Lockyer clearly didn’t agree. In July, he appealed to a higher power, asking the Securities and Exchange Commission to review PG&E Corp. “for potential holding-company abuses in the transfer of billions of dollars from its now bankrupt California subsidiary, Pacific Gas and Electric Co.”
“There is a lot of political positioning going on in California now,” responds Cooper. “A lot of political people are pointing fingers. We are pretty confident on legal grounds that we did everything correctly.” In fact, if Pacific Gas and Electric Co. enlists the support of its creditors for its reorganization plan and wins approval from the judge, Lockyer may be forced to drop his effort to break the ring fence.
Doing a Deal
Was it financial engineering or political ham-handedness that got PG&E Corp. in trouble? Lockyer has made no move against the two ring-fenced subsidiaries of Rosemead, California-based Edison International, which has had much better relations with the governor. Just one day after Pacific Gas and Electric Co. officials declared bankruptcy and blamed it on stalled negotiations with Davis, Edison officials signed a memorandum of understanding with him to participate in a state-led bailout.
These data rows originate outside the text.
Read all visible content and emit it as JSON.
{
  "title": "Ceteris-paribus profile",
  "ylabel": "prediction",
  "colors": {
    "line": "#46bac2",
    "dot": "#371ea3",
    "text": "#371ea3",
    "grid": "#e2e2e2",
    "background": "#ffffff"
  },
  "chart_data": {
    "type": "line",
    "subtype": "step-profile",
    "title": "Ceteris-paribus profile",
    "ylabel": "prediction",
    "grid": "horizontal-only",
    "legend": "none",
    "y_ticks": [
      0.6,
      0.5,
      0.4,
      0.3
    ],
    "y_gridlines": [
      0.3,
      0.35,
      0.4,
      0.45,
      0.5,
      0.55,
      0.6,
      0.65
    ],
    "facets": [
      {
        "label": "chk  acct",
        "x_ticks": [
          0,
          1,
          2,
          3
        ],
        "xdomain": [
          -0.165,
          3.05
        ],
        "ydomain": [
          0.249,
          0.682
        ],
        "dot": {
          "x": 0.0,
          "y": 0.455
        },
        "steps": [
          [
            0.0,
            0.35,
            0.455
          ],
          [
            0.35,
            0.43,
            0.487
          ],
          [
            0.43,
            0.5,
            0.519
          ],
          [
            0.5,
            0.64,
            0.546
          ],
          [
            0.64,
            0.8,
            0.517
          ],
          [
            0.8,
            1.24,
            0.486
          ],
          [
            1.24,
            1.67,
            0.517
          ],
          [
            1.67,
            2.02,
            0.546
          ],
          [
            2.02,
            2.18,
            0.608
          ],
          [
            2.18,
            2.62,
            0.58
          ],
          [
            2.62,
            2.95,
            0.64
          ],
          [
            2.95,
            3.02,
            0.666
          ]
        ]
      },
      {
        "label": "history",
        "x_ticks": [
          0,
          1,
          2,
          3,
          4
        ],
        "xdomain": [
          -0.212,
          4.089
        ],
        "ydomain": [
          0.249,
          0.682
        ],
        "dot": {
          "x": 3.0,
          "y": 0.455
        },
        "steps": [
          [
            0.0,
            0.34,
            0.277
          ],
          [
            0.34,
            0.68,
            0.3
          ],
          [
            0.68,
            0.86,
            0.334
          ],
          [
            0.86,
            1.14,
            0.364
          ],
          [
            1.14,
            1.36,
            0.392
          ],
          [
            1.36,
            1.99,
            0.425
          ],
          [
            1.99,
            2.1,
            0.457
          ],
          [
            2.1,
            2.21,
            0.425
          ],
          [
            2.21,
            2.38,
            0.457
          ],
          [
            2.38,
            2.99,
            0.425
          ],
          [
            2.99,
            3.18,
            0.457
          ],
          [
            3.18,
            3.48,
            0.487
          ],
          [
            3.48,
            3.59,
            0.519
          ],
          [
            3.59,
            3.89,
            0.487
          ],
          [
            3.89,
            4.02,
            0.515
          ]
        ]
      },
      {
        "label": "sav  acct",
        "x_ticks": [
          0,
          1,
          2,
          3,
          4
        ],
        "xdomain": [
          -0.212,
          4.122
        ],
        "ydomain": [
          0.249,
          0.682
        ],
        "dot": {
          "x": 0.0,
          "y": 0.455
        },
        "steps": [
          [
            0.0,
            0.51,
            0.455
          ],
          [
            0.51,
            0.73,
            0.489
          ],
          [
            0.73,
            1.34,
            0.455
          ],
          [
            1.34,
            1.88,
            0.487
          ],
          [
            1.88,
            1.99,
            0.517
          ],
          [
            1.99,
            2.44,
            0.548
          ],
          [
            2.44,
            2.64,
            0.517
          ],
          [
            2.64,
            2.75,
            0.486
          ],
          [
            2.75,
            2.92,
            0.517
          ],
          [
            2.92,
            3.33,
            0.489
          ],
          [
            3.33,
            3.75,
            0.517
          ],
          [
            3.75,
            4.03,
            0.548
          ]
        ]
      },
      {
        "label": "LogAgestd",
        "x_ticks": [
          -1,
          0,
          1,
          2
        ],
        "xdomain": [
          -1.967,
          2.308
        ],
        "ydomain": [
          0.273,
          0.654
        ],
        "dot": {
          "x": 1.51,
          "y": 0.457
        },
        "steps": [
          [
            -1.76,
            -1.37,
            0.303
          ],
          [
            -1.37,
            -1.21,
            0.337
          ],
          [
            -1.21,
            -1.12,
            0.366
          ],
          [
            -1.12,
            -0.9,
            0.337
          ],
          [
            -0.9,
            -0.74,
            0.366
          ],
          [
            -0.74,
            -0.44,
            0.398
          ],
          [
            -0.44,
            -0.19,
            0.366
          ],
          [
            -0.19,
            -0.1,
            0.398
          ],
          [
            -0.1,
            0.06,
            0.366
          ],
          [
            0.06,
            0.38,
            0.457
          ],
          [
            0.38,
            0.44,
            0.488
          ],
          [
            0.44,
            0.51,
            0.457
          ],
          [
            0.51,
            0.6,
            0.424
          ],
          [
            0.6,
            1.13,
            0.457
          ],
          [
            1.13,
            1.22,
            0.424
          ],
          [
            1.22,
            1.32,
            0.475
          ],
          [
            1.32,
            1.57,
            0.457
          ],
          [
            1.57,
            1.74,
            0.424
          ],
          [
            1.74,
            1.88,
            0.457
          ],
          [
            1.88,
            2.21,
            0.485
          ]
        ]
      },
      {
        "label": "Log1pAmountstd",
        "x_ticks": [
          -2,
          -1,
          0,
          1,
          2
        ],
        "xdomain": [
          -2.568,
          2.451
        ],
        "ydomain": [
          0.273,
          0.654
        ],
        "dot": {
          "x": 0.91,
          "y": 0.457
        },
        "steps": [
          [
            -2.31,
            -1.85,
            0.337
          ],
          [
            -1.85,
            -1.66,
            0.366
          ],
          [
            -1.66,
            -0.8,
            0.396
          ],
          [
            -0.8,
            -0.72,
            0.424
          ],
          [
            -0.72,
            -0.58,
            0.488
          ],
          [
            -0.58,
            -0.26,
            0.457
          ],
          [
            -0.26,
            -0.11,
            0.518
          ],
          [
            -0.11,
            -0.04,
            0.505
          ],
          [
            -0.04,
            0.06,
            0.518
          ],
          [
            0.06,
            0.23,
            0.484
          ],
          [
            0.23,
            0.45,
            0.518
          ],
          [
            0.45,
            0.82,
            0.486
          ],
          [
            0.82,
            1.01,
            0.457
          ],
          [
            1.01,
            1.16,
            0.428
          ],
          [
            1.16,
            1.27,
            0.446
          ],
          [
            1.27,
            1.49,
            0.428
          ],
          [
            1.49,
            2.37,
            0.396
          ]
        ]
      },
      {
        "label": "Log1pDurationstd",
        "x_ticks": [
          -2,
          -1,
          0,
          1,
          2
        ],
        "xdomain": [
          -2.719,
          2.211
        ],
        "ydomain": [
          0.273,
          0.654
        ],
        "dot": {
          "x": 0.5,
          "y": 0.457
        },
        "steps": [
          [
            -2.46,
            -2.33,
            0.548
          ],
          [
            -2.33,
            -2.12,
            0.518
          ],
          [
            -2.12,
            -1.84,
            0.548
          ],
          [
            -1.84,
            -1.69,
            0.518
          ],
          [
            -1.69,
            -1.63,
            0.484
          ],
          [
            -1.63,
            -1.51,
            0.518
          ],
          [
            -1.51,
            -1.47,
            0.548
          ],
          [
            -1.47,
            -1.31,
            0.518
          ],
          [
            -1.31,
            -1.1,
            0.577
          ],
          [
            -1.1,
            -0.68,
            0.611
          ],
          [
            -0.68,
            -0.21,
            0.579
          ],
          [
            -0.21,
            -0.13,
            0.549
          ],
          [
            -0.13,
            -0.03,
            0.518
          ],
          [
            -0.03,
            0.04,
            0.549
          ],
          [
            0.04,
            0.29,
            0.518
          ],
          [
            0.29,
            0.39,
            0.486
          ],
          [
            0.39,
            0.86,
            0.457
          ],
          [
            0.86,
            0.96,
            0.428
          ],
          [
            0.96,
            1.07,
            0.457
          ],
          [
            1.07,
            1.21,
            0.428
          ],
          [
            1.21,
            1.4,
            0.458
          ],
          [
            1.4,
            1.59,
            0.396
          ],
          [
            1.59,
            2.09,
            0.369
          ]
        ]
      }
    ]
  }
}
Edison International also put up its first ring fence, around its Edison Mission Energy subsidiary, in January, just four days before Lockyer tried to block FERC approval of the ring fence around NEG. Like the PG&E Corp. subsidiary, Edison Mission builds, owns, and operates power plants, and also trades power.
The ring fence protected Edison Mission from the danger threatening the parent company and its utility subsidiary, Southern California Edison. The parent had $1.2 billion in maturing debt, explains CFO Ted Craver, and unless he could find a way to pay off that debt, it was likely to tip it and SoCalEdison into Chapter 11 when it came due. Says Craver, “Our ability to go out and raise $1.2 billion with a double-C credit rating was nil.”
So Craver created another entity, Mission Energy Holding Co., in June. The new, ring-fenced entity could raise the needed capital because it was bankruptcy-remote from its troubled parent and sister utility, and secured entirely with stock from the already ring-fenced Edison Mission Energy.
The strategy paid off. On June 11, Standard & Poor’s Corp. assigned a double-B-minus rating to Mission Energy Holding’s offering of $1.2 billion in senior secured notes. “I wouldn’t have minded a slightly cheaper rate on the financing,” says Craver, “but we were pleased with that.” He should be thrilled — both subsidiaries have higher ratings than the parent they are working to save. “Ring-fenced subsidiaries rarely achieve ratings appreciably higher than their parents,” S&P’s analysts noted at the time.